The 4 Discovery Questions That Make Closing Easy

Young businessman and businesswoman sitting at desk with office window in background and listening to their male colleague sitting back to camera

Your rep is on a discovery call.

The prospect is talking about their challenges. They seem engaged. They’re asking good questions about your solution.

Your rep thinks: “This is a great opportunity.”

Then the deal sits in the pipeline for four months and dies.

Here’s why.

Your rep never asked the one question that separates real deals from tire-kickers:

“How committed are you to solving this problem?”

Not “Is this a priority?”

Not “When do you want to solve this?”

But “How committed are you?”

Then you shut up and listen to what they say.

Here’s What You’re Listening For

If they say “We’re very committed. This is a top priority,” that’s not an answer. That’s a reflex.

You follow up with: “What does ‘very committed’ mean? What are you willing to do or change to solve this?”

If they say “We’re exploring options,” kill the deal. Right there.

“Exploring options” means they’re doing research. They’re not solving a problem. They’re gathering information for a project that might happen someday.

If they say “We have to solve this by Q1 or we’re going to lose clients,” now you’ve got something.

That’s a real deal.

What Happens When You Don’t Ask

I was coaching a rep last month. He was working a deal worth $120K. Had three calls with them over six weeks. They kept saying “this looks really interesting.”

I told him: “Ask them how committed they are.”

He pushed back. “I don’t want to seem pushy. They’re clearly interested.”

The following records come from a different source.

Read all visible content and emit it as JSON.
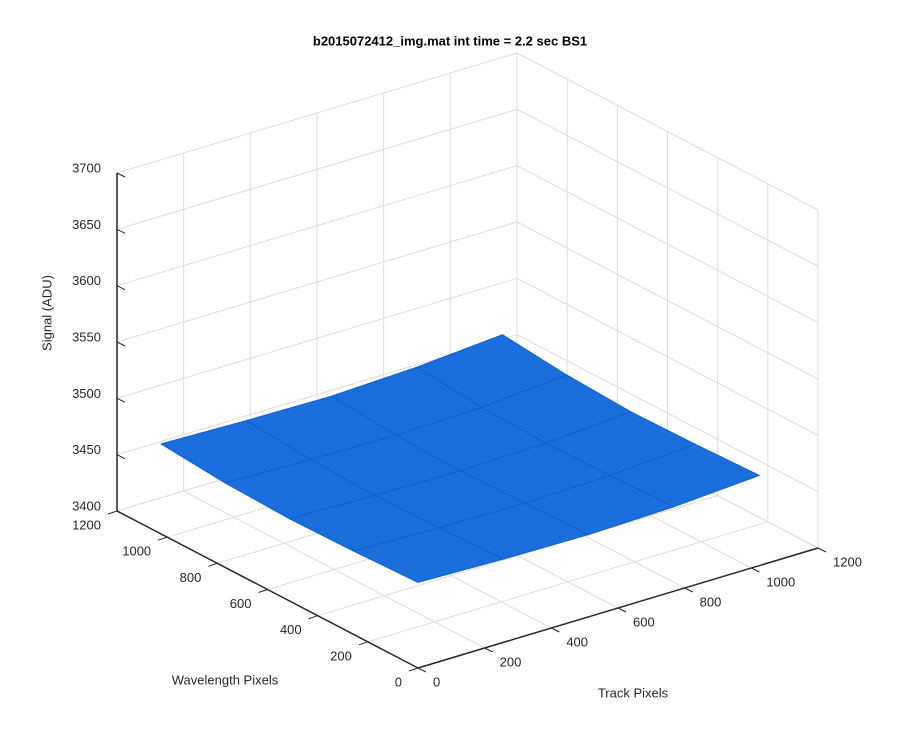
{
  "chart_data": {
    "type": "surface3d",
    "title": "b2015072412_img.mat int time = 2.2 sec   BS1",
    "xlabel": "Track Pixels",
    "ylabel": "Wavelength Pixels",
    "zlabel": "Signal (ADU)",
    "xlim": [
      0,
      1200
    ],
    "ylim": [
      0,
      1200
    ],
    "zlim": [
      3400,
      3700
    ],
    "xticks": [
      0,
      200,
      400,
      600,
      800,
      1000,
      1200
    ],
    "yticks": [
      0,
      200,
      400,
      600,
      800,
      1000,
      1200
    ],
    "zticks": [
      3400,
      3450,
      3500,
      3550,
      3600,
      3650,
      3700
    ],
    "grid": true,
    "color": "#1a6fdc",
    "edgecolor": "#0f5fd2",
    "x": [
      0,
      256,
      512,
      768,
      1024
    ],
    "y": [
      0,
      256,
      512,
      768,
      1024
    ],
    "z": [
      [
        3476,
        3474,
        3473,
        3475,
        3480
      ],
      [
        3474,
        3472,
        3471,
        3473,
        3478
      ],
      [
        3473,
        3471,
        3470,
        3472,
        3477
      ],
      [
        3475,
        3473,
        3472,
        3474,
        3480
      ],
      [
        3480,
        3478,
        3477,
        3480,
        3486
      ]
    ]
  }
}
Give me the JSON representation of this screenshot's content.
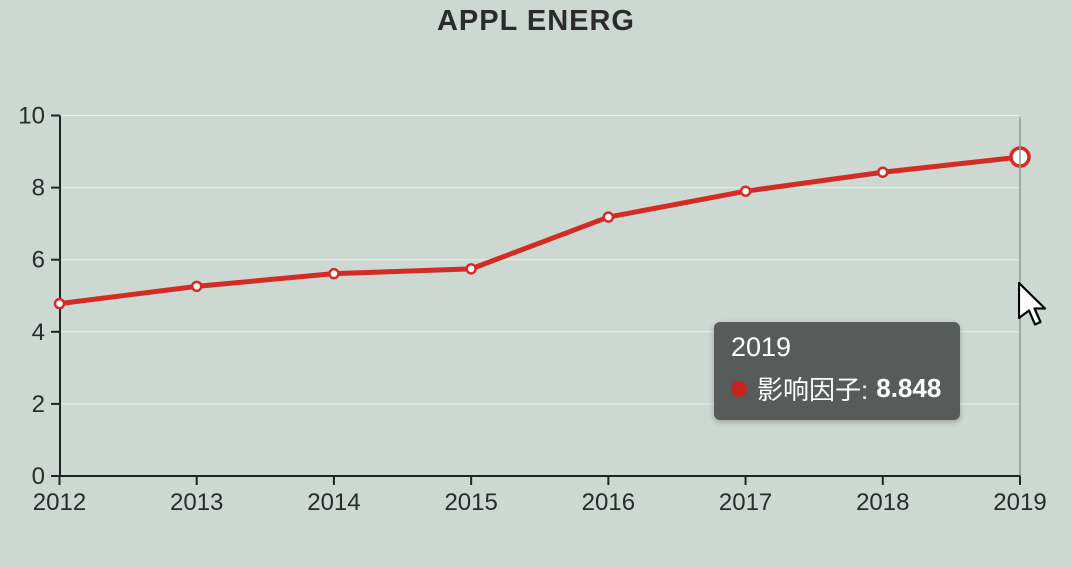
{
  "page": {
    "background_color": "#ccd8d1"
  },
  "chart_data": {
    "type": "line",
    "title": "APPL ENERG",
    "categories": [
      "2012",
      "2013",
      "2014",
      "2015",
      "2016",
      "2017",
      "2018",
      "2019"
    ],
    "series": [
      {
        "name": "影响因子",
        "color": "#d22c25",
        "values": [
          4.781,
          5.261,
          5.613,
          5.746,
          7.182,
          7.9,
          8.426,
          8.848
        ]
      }
    ],
    "xlabel": "",
    "ylabel": "",
    "ylim": [
      0,
      10
    ],
    "yticks": [
      0,
      2,
      4,
      6,
      8,
      10
    ],
    "yticklabels": [
      "0",
      "2",
      "4",
      "6",
      "8",
      "10"
    ],
    "grid": "faint horizontal gridlines",
    "legend_position": "none",
    "highlighted_index": 7,
    "axis_color": "#222222",
    "tick_label_color": "#2a2a2a",
    "gridline_color": "rgba(255,255,255,0.55)",
    "crosshair_color": "#8f9894",
    "marker_fill": "#ffffff"
  },
  "tooltip": {
    "year": "2019",
    "series_label": "影响因子:",
    "value": "8.848",
    "background_color": "rgba(80,85,83,0.95)",
    "dot_color": "#c9231f"
  },
  "title_color": "#2b2b2b"
}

I said: “Just ask the question.”

He did.

Prospect paused. Then said: “Honestly? We’re just exploring what’s out there. We might tackle this next year. Maybe.”

The rep killed the deal himself. Right there on the call.

He was frustrated. “I just wasted six weeks.”

No. He saved himself another 40 hours of chasing a ghost.

Here’s What Most Reps Do Instead

They hear “we’re interested” and assume that means “we’re buying.”

They spend months chasing deals that were never real.

They get to the end and the prospect says: “We’ve decided not to move forward right now.”

And your rep is shocked.

They shouldn’t be.

The prospect told them the truth in week one. Your rep just didn’t ask.

What This Means For You

If your pipeline is full of deals that never close, your reps aren’t asking about commitment.

If deals are sitting in Stage 2 for 90 days with notes like “waiting to hear back,” your reps don’t know if the prospect is actually committed to solving this.

If you’re constantly surprised when forecasted deals fall apart, your reps are confusing interest with commitment.

Start asking: “How committed are you to solving this?”

Then listen. Really listen.

If they’re exploring options, say thank you and move on.

If they’re committed, you’ve got a real deal.

That one question will save your team hundreds of hours chasing deals that were never going anywhere.